Vikram Pandit, who steered Citigroup through the 2008 financial crisis and the choppy years that followed, abruptly left the bank on Tuesday, stepping down as CEO and as a director.
The move shocked Wall Street, and Citigroup offered no explanation. There had been no hint of the departure Monday, when the bank discussed its strong third-quarter earnings in lengthy calls with analysts and reporters.
A second top executive resigned as part of the shake-up: President and Chief Operating Officer John Havens, who was also CEO of Citi’s Institutional Client Group, which serves global companies, banks and governments.
Pandit was replaced immediately by Michael Corbat, 52, a Citigroup lifer who had been CEO of its Europe, Middle East and Africa division. Corbat joined the bank in 1983, just after graduating from Harvard.

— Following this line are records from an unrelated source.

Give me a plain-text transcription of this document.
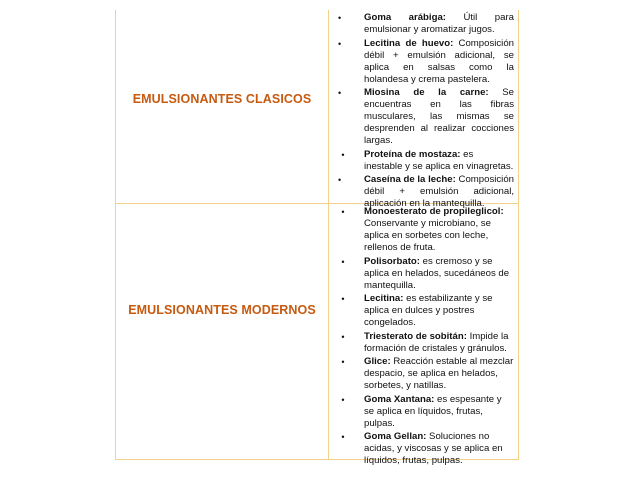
EMULSIONANTES CLASICOS
•	Goma arábiga: Útil para emulsionar y aromatizar jugos.
•	Lecitina de huevo: Composición débil + emulsión adicional, se aplica en salsas como la holandesa y crema pastelera.
•	Miosina de la carne: Se encuentras en las fibras musculares, las mismas se desprenden al realizar cocciones largas.
•	Proteína de mostaza: es inestable y se aplica en vinagretas.
•	Caseína de la leche: Composición débil + emulsión adicional, aplicación en la mantequilla.
EMULSIONANTES MODERNOS
•	Monoesterato de propilеglicol: Conservante y microbiano, se aplica en sorbetes con leche, rellenos de fruta.
•	Polisorbato: es cremoso y se aplica en helados, sucedáneos de mantequilla.
•	Lecitina: es estabilizante y se aplica en dulces y postres congelados.
•	Triesterato de sobitán: Impide la formación de cristales y gránulos.
•	Glice: Reacción estable al mezclar despacio, se aplica en helados, sorbetes, y natillas.
•	Goma Xantana: es espesante y se aplica en líquidos, frutas, pulpas.
•	Goma Gellan: Soluciones no acidas, y viscosas y se aplica en líquidos, frutas, pulpas.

The Wall Street Journal reported the departures followed a clash between Pandit and the company’s board over strategy and business performance, including at the group run by Havens.
In a conference call late Tuesday with financial analysts and reporters, Corbat and Citigroup chairman Michael O’Neill remained vague about the sudden change.
What happened is that Vikram submitted his resignation and we accepted it, O’Neill said more than once. Corbat said the changes do not reflect any desire to change Citigroup’s strategic direction.
Analysts are skeptical. Pandit’s departure from the board is a clear indication that this was a complete and unexpected break between Pandit, 55, and Citi directors, said Chris Whalen, a bank analyst and senior managing director of Tangent Capital Partners in New York.
This shows how dysfunctional this organization is, to have this event unfold this way, Whalen said. They should have told us yesterday, unless they didn’t know.